Copy
NOTE: This newsletter might be cut short by your email program. View it in full. If a friend forwarded it to you and you'd like your very own newsletter, subscribe here — it's free. Need to modify your subscription? You can change your email address or unsubscribe.
The Marginalian

Welcome Hello jay! This is the midweek edition of The Marginalian (formerly Brain Pickings) by Maria Popova — one piece resurfaced from the fifteen-year archive as timeless uplift for heart, mind, and spirit. If you missed last week's archival resurrection — reclaiming friendship: a visual taxonomy of platonic relationships to counter the commodification of the word "friend" — you can catch up right here. And if my labor of love enriches your life in any way, please consider supporting it with a donation — it remains free and ad-free and alive thanks to reader patronage. If you already donate: I appreciate you more than you know.

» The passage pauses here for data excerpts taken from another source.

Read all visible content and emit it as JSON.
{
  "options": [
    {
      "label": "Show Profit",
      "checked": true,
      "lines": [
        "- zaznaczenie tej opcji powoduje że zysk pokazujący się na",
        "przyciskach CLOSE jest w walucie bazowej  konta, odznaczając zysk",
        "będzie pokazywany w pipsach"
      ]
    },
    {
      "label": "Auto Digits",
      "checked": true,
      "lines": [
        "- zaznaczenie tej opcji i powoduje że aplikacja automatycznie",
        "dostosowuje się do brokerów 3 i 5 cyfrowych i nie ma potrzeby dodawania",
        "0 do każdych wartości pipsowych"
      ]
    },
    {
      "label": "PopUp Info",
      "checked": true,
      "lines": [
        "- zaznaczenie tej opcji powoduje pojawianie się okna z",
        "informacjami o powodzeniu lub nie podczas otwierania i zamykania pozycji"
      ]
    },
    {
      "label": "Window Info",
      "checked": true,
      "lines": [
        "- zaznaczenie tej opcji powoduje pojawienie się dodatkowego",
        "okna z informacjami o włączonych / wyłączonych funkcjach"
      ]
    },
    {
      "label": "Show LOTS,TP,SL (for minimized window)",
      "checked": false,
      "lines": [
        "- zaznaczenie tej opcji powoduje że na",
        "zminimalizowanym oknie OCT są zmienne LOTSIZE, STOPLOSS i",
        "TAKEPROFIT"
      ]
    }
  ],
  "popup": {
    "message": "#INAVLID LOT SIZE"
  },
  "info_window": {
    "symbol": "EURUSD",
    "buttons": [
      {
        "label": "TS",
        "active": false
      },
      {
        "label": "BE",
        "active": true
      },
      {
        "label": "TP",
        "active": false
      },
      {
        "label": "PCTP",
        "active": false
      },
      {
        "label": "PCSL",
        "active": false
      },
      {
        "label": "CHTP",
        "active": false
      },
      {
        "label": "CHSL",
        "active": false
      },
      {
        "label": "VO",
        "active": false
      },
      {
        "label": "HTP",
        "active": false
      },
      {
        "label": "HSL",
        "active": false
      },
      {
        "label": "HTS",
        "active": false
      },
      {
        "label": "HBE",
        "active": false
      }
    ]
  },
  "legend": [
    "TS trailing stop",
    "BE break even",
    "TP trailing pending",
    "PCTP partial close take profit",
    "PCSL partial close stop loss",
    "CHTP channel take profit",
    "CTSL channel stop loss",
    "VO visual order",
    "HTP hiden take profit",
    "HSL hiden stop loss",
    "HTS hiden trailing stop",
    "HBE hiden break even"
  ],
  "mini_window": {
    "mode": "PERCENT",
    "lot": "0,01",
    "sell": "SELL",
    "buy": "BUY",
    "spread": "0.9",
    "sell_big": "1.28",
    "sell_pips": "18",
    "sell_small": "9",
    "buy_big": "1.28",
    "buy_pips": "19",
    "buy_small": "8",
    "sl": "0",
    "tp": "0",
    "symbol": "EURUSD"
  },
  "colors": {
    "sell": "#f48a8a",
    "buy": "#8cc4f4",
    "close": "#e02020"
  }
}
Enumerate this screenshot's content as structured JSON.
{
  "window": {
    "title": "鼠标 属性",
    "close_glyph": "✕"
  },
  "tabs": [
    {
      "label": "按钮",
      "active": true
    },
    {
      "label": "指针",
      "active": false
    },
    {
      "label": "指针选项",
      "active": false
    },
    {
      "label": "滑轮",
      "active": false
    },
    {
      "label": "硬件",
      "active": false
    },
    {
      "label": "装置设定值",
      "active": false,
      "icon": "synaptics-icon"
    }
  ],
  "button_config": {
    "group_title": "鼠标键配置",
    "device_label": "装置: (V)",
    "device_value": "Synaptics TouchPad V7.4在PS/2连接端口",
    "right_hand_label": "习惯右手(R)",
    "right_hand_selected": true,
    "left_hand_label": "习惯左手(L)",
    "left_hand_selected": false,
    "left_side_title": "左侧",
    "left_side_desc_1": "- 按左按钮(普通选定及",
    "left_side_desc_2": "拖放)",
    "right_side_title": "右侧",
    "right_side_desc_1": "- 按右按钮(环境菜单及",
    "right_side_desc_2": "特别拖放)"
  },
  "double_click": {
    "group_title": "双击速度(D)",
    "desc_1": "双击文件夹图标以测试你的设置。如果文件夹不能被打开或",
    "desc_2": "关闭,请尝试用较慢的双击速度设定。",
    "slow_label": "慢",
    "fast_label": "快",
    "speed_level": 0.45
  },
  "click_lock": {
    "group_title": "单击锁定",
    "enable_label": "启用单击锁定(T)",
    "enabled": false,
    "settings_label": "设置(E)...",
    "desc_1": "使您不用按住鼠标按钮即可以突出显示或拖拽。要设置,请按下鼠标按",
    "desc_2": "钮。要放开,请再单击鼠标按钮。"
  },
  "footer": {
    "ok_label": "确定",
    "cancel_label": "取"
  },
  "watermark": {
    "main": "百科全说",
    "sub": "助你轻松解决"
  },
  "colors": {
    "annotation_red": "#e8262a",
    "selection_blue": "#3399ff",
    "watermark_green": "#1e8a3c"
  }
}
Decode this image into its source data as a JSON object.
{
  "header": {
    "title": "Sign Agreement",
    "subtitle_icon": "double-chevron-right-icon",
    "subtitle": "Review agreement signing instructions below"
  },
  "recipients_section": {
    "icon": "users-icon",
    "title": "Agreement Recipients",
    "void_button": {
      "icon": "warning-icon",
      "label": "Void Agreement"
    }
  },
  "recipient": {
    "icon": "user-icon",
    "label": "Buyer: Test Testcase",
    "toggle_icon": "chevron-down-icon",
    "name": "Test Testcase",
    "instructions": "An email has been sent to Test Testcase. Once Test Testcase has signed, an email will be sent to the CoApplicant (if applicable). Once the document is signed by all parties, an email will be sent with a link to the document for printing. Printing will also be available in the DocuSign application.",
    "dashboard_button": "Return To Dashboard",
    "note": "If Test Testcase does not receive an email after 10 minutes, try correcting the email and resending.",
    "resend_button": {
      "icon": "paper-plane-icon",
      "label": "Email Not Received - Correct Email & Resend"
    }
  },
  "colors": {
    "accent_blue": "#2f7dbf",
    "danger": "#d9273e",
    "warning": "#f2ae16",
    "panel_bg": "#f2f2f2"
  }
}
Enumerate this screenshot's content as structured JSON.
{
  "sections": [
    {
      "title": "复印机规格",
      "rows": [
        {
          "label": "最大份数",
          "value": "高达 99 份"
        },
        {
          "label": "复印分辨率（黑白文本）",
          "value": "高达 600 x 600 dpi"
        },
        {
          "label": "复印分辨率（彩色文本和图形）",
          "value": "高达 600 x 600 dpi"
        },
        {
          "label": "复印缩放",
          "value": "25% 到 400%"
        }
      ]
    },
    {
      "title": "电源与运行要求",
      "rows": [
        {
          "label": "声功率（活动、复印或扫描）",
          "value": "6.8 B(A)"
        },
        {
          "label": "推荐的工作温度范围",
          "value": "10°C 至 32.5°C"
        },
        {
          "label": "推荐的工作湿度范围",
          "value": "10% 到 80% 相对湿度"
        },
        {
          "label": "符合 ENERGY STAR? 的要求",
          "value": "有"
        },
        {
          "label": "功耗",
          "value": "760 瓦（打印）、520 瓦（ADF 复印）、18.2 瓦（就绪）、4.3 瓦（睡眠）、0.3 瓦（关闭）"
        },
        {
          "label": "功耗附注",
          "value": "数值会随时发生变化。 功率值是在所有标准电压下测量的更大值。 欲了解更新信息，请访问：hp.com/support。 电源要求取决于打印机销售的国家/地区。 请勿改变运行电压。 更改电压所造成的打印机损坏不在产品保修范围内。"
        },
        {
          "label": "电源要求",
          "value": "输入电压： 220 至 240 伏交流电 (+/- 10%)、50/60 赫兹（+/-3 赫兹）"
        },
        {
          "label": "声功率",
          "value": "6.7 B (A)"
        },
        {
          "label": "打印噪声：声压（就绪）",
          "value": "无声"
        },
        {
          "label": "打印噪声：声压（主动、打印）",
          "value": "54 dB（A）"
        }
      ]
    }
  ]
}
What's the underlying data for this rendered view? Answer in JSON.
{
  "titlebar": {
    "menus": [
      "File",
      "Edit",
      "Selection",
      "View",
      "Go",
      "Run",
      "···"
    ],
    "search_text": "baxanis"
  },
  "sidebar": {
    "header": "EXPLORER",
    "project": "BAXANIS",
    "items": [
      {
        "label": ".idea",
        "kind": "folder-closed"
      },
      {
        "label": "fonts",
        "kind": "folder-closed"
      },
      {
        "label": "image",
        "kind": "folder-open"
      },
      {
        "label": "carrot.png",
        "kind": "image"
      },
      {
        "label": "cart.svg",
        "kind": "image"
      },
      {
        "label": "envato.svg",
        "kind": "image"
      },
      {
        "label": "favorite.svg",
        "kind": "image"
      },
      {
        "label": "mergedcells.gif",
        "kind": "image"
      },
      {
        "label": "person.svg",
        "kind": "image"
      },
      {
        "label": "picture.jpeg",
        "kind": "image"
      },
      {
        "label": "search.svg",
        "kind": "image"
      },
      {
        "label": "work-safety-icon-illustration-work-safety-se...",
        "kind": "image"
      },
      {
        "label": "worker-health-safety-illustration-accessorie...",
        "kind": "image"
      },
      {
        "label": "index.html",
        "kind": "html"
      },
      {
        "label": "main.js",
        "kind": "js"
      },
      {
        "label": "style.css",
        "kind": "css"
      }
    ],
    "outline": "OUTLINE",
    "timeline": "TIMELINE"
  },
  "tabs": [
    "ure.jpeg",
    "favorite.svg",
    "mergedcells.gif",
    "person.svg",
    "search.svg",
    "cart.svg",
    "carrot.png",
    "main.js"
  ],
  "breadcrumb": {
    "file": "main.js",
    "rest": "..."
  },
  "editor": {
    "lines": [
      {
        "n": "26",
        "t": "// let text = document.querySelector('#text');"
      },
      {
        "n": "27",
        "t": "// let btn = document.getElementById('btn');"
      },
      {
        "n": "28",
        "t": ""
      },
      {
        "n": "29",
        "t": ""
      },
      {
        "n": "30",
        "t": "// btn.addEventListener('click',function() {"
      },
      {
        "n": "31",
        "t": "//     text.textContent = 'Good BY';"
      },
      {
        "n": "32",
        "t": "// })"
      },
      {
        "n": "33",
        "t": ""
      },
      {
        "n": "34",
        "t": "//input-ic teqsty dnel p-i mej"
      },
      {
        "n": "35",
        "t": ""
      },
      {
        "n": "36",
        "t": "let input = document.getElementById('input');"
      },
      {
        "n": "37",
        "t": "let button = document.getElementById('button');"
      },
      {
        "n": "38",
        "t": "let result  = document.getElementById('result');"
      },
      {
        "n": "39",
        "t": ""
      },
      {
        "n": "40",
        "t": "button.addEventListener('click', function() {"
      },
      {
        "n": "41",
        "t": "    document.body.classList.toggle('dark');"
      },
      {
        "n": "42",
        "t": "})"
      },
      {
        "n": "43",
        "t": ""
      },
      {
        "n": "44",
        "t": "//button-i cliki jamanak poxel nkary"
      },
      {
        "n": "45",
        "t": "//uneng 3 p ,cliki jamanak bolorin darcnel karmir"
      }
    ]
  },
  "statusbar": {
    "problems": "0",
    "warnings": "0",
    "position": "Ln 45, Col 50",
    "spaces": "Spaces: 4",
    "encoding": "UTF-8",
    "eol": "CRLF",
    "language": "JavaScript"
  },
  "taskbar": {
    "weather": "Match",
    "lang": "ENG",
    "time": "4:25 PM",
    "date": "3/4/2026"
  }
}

FROM THE ARCHIVE | We Grow Accustomed to the Dark: Emily Dickinson’s Stunning Ode to Resilience, Animated

How do we survive the unsurvivable? What is that inextinguishable flame that goes on flickering in the bleak, dark chamber of our being when something of vital importance has been lost? “All your sorrows have been wasted on you if you have not yet learned how to be wretched,” Seneca’s timeless insight into the key to resilience bellows from antiquity, echoed by the contemporary social science finding that psychological “grit” is the single most significant predictor of triumph over hardship and success in life. “Only to the extent that we expose ourselves over and over to annihilation can that which is indestructible be found in us,” the Tibetan Buddhist nun and teacher Pema Chödrön offered in exploring how to thrive when things fall apart.

Loss visits every human life. The degree of our acceptance and the grace with which we adapt to the sudden descent of darkness — that is, to borrow the splendid term William James borrowed from Margaret Fuller, “the manner of our acceptance of the universe” — may be the greatest measure of skillful living.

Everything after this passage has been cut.